L’école met régulièrement les daltoniens face à une difficulté concrète : colorier avec la « bonne » couleur. Remplir une carte avec les bonnes teintes, utiliser le bon stylo, choisir le bon crayon — des tâches simples pour la plupart des élèves, mais qui peuvent devenir un vrai casse-tête sans quelques adaptations.
Identifier ses crayons
Feutres
Beaucoup de feutres modernes ont le nom de la couleur imprimé sur leur tranche. Si c’est le cas, le problème est en partie résolu : il suffit de lire l’étiquette plutôt que de juger la teinte du capuchon.

Si les feutres ne sont pas étiquetés, la solution la plus simple est de les étiqueter soi-même — avec un marqueur noir ou une étiquette autocollante. Un peu de temps investi une fois, et le problème ne se pose plus.

Crayons de couleur
Les crayons sont plus délicats : la mine est souvent la seule indication de couleur, et distinguer rouge, marron, violet ou vert à l’œil nu peut être impossible selon le type de daltonisme.
Une technique développée avec mon institutrice de primaire, que j’ai utilisée pendant plus de quinze ans d’études : gratter légèrement la tranche du crayon (ou la base) avec un cutter, et y écrire le nom de la couleur avec un stylo à bille.
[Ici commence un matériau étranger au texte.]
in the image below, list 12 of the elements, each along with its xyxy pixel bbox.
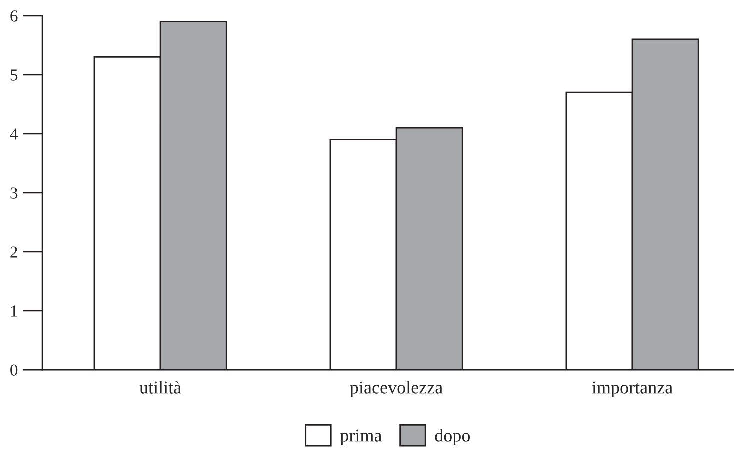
y-tick-label: 0 — [10, 364, 18, 376]
y-tick-label: 2 — [10, 246, 18, 258]
y-tick-label: 4 — [10, 128, 18, 140]
x-tick-label: utilità — [140, 381, 182, 394]
y-tick-label: 3 — [10, 188, 18, 199]
legend-label: dopo — [435, 429, 470, 446]
y-tick-label: 5 — [10, 70, 18, 81]
y-tick-label: 1 — [11, 306, 18, 317]
x-tick-label: importanza — [592, 382, 673, 398]
legend-label: prima — [340, 430, 382, 446]
y-tick-label: 6 — [10, 10, 18, 22]
x-tick-label: piacevolezza — [350, 381, 443, 398]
Rapide, durable, et efficace. Quelques-uns de mes vieux crayons retrouvés, avec les noms écrits à la main :

Stylos bille
Pour les stylos à plusieurs couleurs (rouge, bleu, vert, noir dans un même corps), la difficulté est de distinguer les touches au sommet. Si le modèle est remplaçable, utiliser deux stylos différents (un pour le rouge, un pour le vert) évite l’ambiguïté. Sinon, marquer chaque touche avec un code (point noir, barre, etc.) règle le problème.
Recopier une couleur imposée
Quand l’exercice demande d’utiliser une couleur précise (« colorier les pays de l’UE en bleu »), l’application Chromaglass est particulièrement utile. Pointée vers la couleur de référence, elle indique le nom de la teinte — il suffit alors de chercher le crayon correspondant parmi ceux étiquetés.

La fonction « findcolor » permet de cibler une couleur précise : les objets de cette teinte clignotent dans le viseur de la caméra.

D’autres applications similaires existent (Color Blind Pal, RGSee) selon les préférences.
Cas pratique : les cartes de géographie au bac
Le baccalauréat en France inclut souvent des exercices cartographiques où l’élève doit colorier une carte avec une légende précise. Pour un daltonien, c’est un moment potentiellement stressant.
Deux approches ont bien fonctionné pour moi :
Informer le correcteur : une note en bas de copie indiquant le daltonisme permet au correcteur de ne pas pénaliser une association de couleurs imprécise. C’est légitime et généralement accepté.
Travailler avec cohérence : légender d’abord chaque élément à colorier, puis utiliser systématiquement le même crayon pour le même élément — en le pointant avec l’application pour vérifier. La correspondance légende-carte reste correcte même si les teintes ne sont pas exactement celles attendues.
Ces adaptations sont simples, peu coûteuses, et ne nécessitent aucune aide extérieure une fois mises en place. L’objectif n’est pas de masquer le daltonisme, mais de travailler avec les mêmes outils que tout le monde — simplement étiquetés différemment.